Annu Int Conf IEEE Eng Med Biol Soc. 2022 Jul;2022:1805-1808. doi: 10.1109/EMBC48229.2022.9871201.
Several biomedical contexts such as diagnosis, rehabilitation, and ergonomics require an accurate estimate of human upper limbs kinematics. Wearable inertial measurement units (IMU s) represent a suitable solution because of their unobtrusiveness, portability, and low-cost. However, the time-integration of the gyroscope angular velocity leads to an unbounded orientation drift affecting both angular and linear displacements over long observation interval. In this work, a Denavit-Hartenberg model of the upper limb was defined in accordance with the guidelines of the International Society of Biomechanics and exploited to design an optimization kinematics process. This procedure estimated the joint angles by minimizing the difference between the modelled and IMU-driven orientation of upper arm and forearm. In addition, reasonable constraints were added to limit the drift influence on the final joint kinematics accuracy. The validity of the procedure was tested on synthetic and experimental data acquired with a robotic arm over 20 minutes. Average rms errors amounted to 2.8 deg and 1.1 for synthetic and robot data, respectively. Clinical Relevance - The proposed method has the potential to improve robustness and accuracy of multi-joint kinematics estimation in the general contexts of home-based tele-rehabilitation interventions. In this respect adoption of multi-segmental kinematic model along with physiological joint constraints could contribute to address current limitations associated to unsupervised analysis in terms of monitoring and outcome assessment.
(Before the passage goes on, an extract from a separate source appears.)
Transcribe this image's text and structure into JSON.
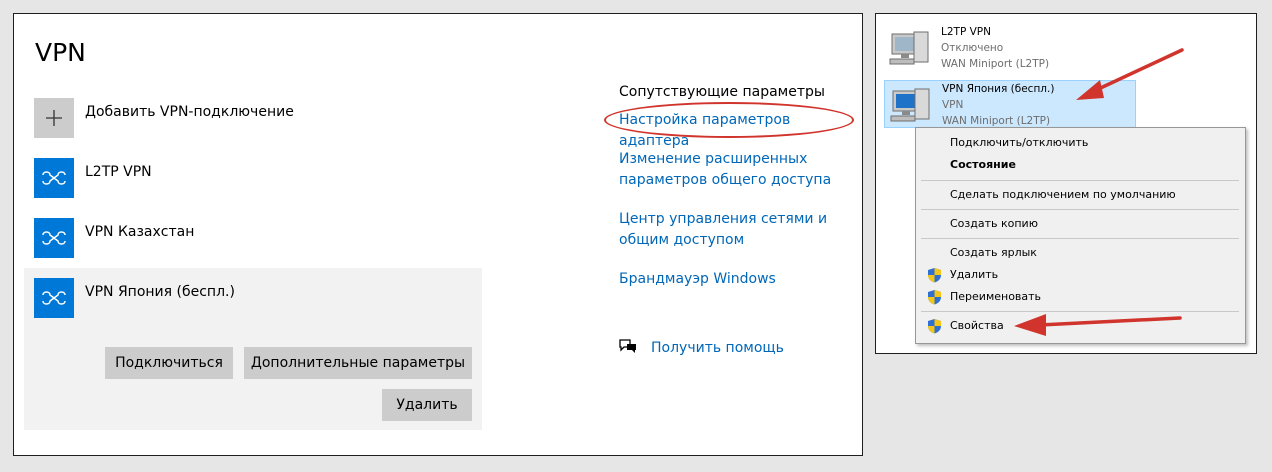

在一些生物医学领域,如诊断、康复和人体工程学,需要准确估计人体上肢的运动学。可穿戴惯性测量单元(IMU)因其非侵入性、便携性和低成本而成为一种合适的解决方案。然而,陀螺仪角速度的时间积分会导致无界的姿态漂移,从而影响长时间观测间隔内的角位移和线位移。在这项工作中,根据国际生物力学学会的指南,定义了上肢的 Denavit-Hartenberg 模型,并利用该模型设计了一种优化运动学过程。该过程通过最小化上臂和前臂的模型化和 IMU 驱动的姿态之间的差异来估计关节角度。此外,还添加了合理的约束条件,以限制漂移对最终关节运动学精度的影响。该方法在使用机器人手臂采集的 20 多分钟的合成和实验数据上进行了验证。合成数据和机器人数据的平均均方根误差分别为 2.8 度和 1.1 度。临床相关性- 该方法有可能提高家庭远程康复干预等一般情况下多关节运动学估计的鲁棒性和准确性。在这方面,采用多节段运动学模型和生理关节约束条件可能有助于解决与监测和结果评估相关的无监督分析相关的当前限制。